March 21, 2019 - After hitting a record $76 billion in January, secondary loan trading volume decreased 11%, to $68 billion, in February. The pullback in trading though was to be expected. Volumes were sure to normalize following three consecutive record-setting months, where trading activity spiked to at least $70 billion per month – for the first time ever. Interestingly, while volumes did contract, February still tracked to the fourth busiest month on record. Furthermore, monthly market breadth (the number of distinct loans that changed hands) increased back above 1,500 loans, marking a four-month high and a 4% increase over January. Clearly, traders felt more comfortable casting a wider net across a surging secondary.
That all said, there were other reasons for the February “slow down”. First, the secondary continued to catch a strong bid market-wide. February’s advancer/decliner ratio remained bullish at 6.7:1, with 77% of loans reporting gains and just 11% reporting losses. In turn, the median trade price rallied another 50 basis points, to 98.65, as the average trade price increased 65 basis points, to 97.15. (Both figures remain 1% and 2% lower than their pre-November levels, respectively.) And while prices continued their V-shaped recovery and volatility subsided in the secondary, the primary market became energized and took on a greater emphasis for traders. To that point, new money institutional loan volume climbed to $29 billion, more than three times the amount reported in January, according to Refinitiv LPC. Second, loan mutual fund outflows (which include ETFs) decreased for the second consecutive month after totaling$2 billion in February, a 50% reduction from January.

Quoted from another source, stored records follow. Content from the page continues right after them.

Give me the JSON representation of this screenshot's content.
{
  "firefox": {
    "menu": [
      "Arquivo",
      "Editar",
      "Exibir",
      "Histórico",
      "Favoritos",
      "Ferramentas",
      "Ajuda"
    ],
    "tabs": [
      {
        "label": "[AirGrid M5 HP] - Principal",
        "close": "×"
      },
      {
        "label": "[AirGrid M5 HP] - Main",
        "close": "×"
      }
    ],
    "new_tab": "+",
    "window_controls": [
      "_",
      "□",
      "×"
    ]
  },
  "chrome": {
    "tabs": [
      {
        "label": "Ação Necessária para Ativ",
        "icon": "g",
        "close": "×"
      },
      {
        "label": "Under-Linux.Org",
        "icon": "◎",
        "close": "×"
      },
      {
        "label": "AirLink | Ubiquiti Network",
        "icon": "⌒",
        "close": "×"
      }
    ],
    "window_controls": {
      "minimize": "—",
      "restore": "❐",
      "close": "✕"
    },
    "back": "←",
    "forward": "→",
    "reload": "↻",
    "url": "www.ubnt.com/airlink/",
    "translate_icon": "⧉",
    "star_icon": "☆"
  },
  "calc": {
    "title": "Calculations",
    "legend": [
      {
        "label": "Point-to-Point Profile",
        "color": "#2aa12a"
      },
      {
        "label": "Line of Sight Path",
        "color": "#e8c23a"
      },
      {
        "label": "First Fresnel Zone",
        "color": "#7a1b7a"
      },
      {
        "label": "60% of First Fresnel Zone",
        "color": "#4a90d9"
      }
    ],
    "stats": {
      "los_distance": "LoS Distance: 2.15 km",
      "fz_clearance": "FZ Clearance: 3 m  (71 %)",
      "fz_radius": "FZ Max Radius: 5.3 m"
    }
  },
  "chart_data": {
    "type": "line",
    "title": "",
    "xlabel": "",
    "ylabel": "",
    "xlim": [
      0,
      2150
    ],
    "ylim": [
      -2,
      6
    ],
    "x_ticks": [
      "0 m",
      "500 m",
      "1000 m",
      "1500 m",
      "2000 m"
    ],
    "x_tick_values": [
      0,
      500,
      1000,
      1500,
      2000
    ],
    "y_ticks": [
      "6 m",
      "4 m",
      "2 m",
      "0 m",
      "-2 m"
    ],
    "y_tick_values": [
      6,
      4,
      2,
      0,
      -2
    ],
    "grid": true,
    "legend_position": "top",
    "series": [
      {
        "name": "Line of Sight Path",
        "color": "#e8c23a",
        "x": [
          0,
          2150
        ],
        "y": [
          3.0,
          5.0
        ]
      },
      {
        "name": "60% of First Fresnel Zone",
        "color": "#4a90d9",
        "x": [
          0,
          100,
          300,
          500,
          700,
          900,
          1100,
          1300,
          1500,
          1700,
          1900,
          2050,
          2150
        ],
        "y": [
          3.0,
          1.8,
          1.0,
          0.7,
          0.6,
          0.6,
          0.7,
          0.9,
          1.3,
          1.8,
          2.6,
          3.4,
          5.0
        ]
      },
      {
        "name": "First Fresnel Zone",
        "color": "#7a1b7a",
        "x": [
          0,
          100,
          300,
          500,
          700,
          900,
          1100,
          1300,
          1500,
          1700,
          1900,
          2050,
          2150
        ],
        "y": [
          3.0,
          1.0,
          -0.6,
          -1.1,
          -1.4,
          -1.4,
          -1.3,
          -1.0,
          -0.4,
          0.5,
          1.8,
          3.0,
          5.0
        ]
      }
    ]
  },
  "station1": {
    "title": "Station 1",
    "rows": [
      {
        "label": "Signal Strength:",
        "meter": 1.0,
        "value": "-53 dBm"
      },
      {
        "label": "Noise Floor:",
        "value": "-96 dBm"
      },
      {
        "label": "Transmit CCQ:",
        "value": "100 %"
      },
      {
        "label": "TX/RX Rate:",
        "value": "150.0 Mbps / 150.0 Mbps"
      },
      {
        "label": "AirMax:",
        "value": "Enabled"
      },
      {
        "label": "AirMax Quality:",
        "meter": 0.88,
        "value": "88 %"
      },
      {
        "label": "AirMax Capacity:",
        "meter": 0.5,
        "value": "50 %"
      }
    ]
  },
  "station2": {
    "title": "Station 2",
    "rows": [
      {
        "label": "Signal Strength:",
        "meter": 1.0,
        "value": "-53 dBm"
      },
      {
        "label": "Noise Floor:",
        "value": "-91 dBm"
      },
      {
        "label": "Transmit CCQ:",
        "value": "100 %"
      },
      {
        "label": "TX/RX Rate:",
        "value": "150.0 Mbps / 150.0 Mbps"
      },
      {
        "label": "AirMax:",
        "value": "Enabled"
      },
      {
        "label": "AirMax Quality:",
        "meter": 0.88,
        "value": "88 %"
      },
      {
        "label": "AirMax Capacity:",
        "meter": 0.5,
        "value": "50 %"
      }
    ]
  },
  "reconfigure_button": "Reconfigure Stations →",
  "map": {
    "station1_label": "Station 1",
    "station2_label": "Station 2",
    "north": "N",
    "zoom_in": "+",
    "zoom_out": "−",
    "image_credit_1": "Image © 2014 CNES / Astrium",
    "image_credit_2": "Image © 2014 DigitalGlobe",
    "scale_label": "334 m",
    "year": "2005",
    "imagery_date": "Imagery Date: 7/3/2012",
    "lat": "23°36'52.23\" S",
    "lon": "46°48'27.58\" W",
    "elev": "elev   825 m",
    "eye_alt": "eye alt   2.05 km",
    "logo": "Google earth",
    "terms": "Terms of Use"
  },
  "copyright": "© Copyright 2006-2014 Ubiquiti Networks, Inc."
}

While it’s encouraging that selling pressure from loan mutual funds moderated, February still marked the fifth straight month (and fifteenth consecutive week) that loan funds recorded outflows. But there is a silver lining to the last five months – a sizeable improvement in liquidity during times of duress. Consider this: Since last October (the previous high watermark for secondary prices), trading volumes have averaged more than $70 billion per month. When annualized, volumes over the five-month period would total north of $850 billion, or 18% higher than 2018’s record setting $720 billion. But as we are fully aware, the market is larger today than it was last year, so trading volumes should, of course, be higher. For that reason, we turn to our turnover ratio (trading volumes/divided by the size of the S&P/LSTA Leveraged Loan Index) which improved to 75% (on an annualized basis) over the past five months. Today’s 75% turnover ratio represents a five-year high and an average five percentage point increase from the annual ratios reported since 2015.